Ethereum is going through a period of increased volatility and uncertainty as it hovers around the critical $2,000 threshold. Although recent price action suggests temporary stabilization after weeks of selling pressure, conviction remains limited. The $2,000 level functions less as a confirmed support and more as a psychological battleground where short-term positioning, liquidity conditions and sentiment collide.
Recent analysis of Arab Chain offers additional structural insights through ETH Binance’s liquid and illiquid supply model. This framework separates Ethereum held on Binance into liquid supply (coins readily available for trading) and illiquid supply, which is comparatively less likely to change in the short term. As of February, Binance’s total ETH reserves stood at approximately 3.57 million ETH. Of this amount, approximately 1.16 million ETH is classified as liquid supply, while 2.40 million ETH is classified as illiquid.
This distribution is important. A relatively smaller liquid component may limit immediate selling pressure, but it does not eliminate risk if sentiment deteriorates. Conversely, a larger illiquid base may reflect longer holding behavior or strategic positioning rather than an imminent distribution.
At a time when prices are approaching a key technical pivot, the composition of foreign exchange reserves becomes a significant variable in assessing Ethereum’s next structural move.
Liquid or illiquid supply signals fragile balance
Binance’s current reserve composition suggests that Ethereum is operating in a structurally balanced environment rather than an immediate distribution phase. With illiquid supply accounting for the majority of the 3.57 million ETH held on the platform, a substantial portion of the coins appear relatively inactive. Illiquid balances are typically associated with longer holding horizons or reduced trading frequency, which tends to alleviate immediate selling pressure.

This is important at a time when ETH is hovering around $2,000. A dominant illiquid stock implies that most holders are not actively positioning themselves for a quick exit. In previous cycles, large increases in liquidity supply often preceded spikes in volatility as coins became readily available for execution on the market. This dynamic is not yet evident on a large scale.

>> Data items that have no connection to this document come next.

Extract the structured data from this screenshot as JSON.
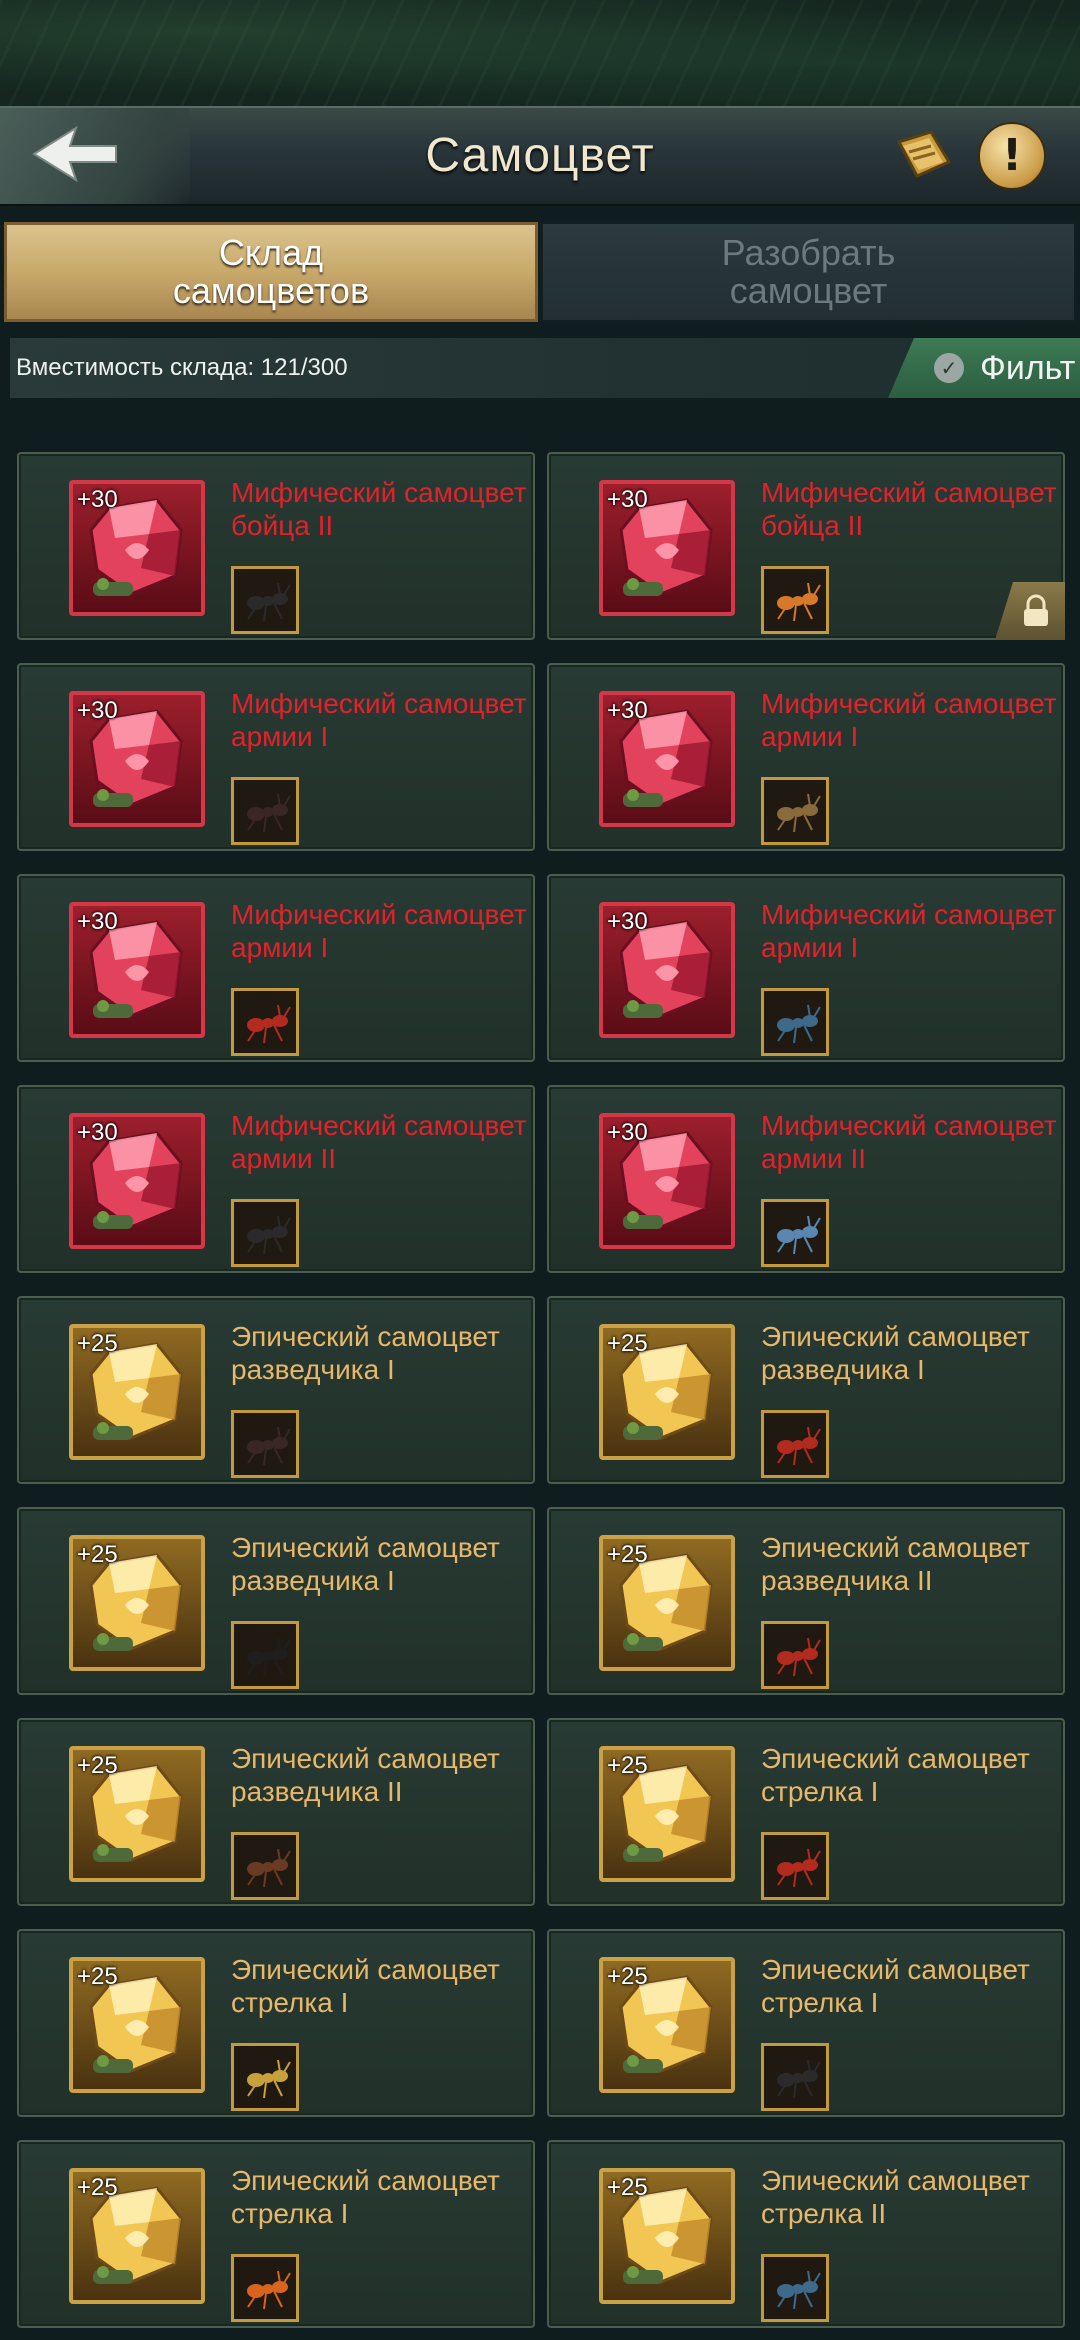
{
  "header": {
    "title": "Самоцвет"
  },
  "tabs": [
    {
      "label": "Склад самоцветов",
      "active": true
    },
    {
      "label": "Разобрать самоцвет",
      "active": false
    }
  ],
  "capacity": {
    "text": "Вместимость склада: 121/300"
  },
  "filter": {
    "label": "Фильт"
  },
  "colors": {
    "mythic_text": "#e2222b",
    "epic_text": "#e7b86a",
    "active_tab": "#c8a96a"
  },
  "gems": [
    {
      "level": "+30",
      "name": "Мифический самоцвет бойца II",
      "rarity": "mythic",
      "unit": "black-beetle",
      "locked": false
    },
    {
      "level": "+30",
      "name": "Мифический самоцвет бойца II",
      "rarity": "mythic",
      "unit": "orange-ant",
      "locked": true
    },
    {
      "level": "+30",
      "name": "Мифический самоцвет армии I",
      "rarity": "mythic",
      "unit": "dark-ant",
      "locked": false
    },
    {
      "level": "+30",
      "name": "Мифический самоцвет армии I",
      "rarity": "mythic",
      "unit": "armored-warrior",
      "locked": false
    },
    {
      "level": "+30",
      "name": "Мифический самоцвет армии I",
      "rarity": "mythic",
      "unit": "red-ant",
      "locked": false
    },
    {
      "level": "+30",
      "name": "Мифический самоцвет армии I",
      "rarity": "mythic",
      "unit": "blue-beetle",
      "locked": false
    },
    {
      "level": "+30",
      "name": "Мифический самоцвет армии II",
      "rarity": "mythic",
      "unit": "black-beetle",
      "locked": false
    },
    {
      "level": "+30",
      "name": "Мифический самоцвет армии II",
      "rarity": "mythic",
      "unit": "blue-mantis",
      "locked": false
    },
    {
      "level": "+25",
      "name": "Эпический самоцвет разведчика I",
      "rarity": "epic",
      "unit": "dark-ant",
      "locked": false
    },
    {
      "level": "+25",
      "name": "Эпический самоцвет разведчика I",
      "rarity": "epic",
      "unit": "red-ant",
      "locked": false
    },
    {
      "level": "+25",
      "name": "Эпический самоцвет разведчика I",
      "rarity": "epic",
      "unit": "black-spider",
      "locked": false
    },
    {
      "level": "+25",
      "name": "Эпический самоцвет разведчика II",
      "rarity": "epic",
      "unit": "red-ant",
      "locked": false
    },
    {
      "level": "+25",
      "name": "Эпический самоцвет разведчика II",
      "rarity": "epic",
      "unit": "brown-ant",
      "locked": false
    },
    {
      "level": "+25",
      "name": "Эпический самоцвет стрелка I",
      "rarity": "epic",
      "unit": "red-ant",
      "locked": false
    },
    {
      "level": "+25",
      "name": "Эпический самоцвет стрелка I",
      "rarity": "epic",
      "unit": "yellow-wasp",
      "locked": false
    },
    {
      "level": "+25",
      "name": "Эпический самоцвет стрелка I",
      "rarity": "epic",
      "unit": "black-beetle",
      "locked": false
    },
    {
      "level": "+25",
      "name": "Эпический самоцвет стрелка I",
      "rarity": "epic",
      "unit": "orange-spider",
      "locked": false
    },
    {
      "level": "+25",
      "name": "Эпический самоцвет стрелка II",
      "rarity": "epic",
      "unit": "blue-beetle",
      "locked": false
    }
  ]
}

In contrast, liquidity supply historically increases during speculative phases, when traders aggressively rotate capital or prepare for directional exposure. The lack of pronounced expansion suggests that, for now, speculative intensity remains contained.
The relatively stable gap between liquid and illiquid supply indicates a balance between holding behavior and active trading. However, this balance is conditional. A significant move towards a higher liquidity supply would increase the likelihood of renewed volatility. Conversely, sustained illiquid dominance could help absorb price shocks and moderate the acceleration of the decline.
Ethereum Tests Long-Term Support as Downtrend Accelerates
Ethereum remains under structural pressure as the price hovers near the $2,000 region following a strong break from the $3,200 to $3,400 zone. The weekly chart shows a clear loss of bullish structure, with lower highs forming from the late 2025 peak and momentum shifting decisively to the downside.

The price is now trading below the 50- and 100-week moving averages, both of which are starting to flatten or move lower. This pattern generally signals a weakening of intermediate dynamics and a transition to a corrective phase. Notably, Ethereum briefly tested levels near $1,800 before rebounding, suggesting the presence of reactive demand in this pocket of liquidity. However, the recovery remains limited and has not yet returned to key moving averages.
The 200-week moving average, positioned lower on the chart, remains sloping upward, indicating that the broader macroeconomic trend has not completely reversed. Historically, this level has served as strong structural support during deeper cycle corrections. If downward pressure resumes, this area could become a critical area to watch.
Volume increased significantly during the recent sell-off, reflecting forced positioning adjustments rather than gradual distribution. Since then, activity has moderated, suggesting a temporary stabilization.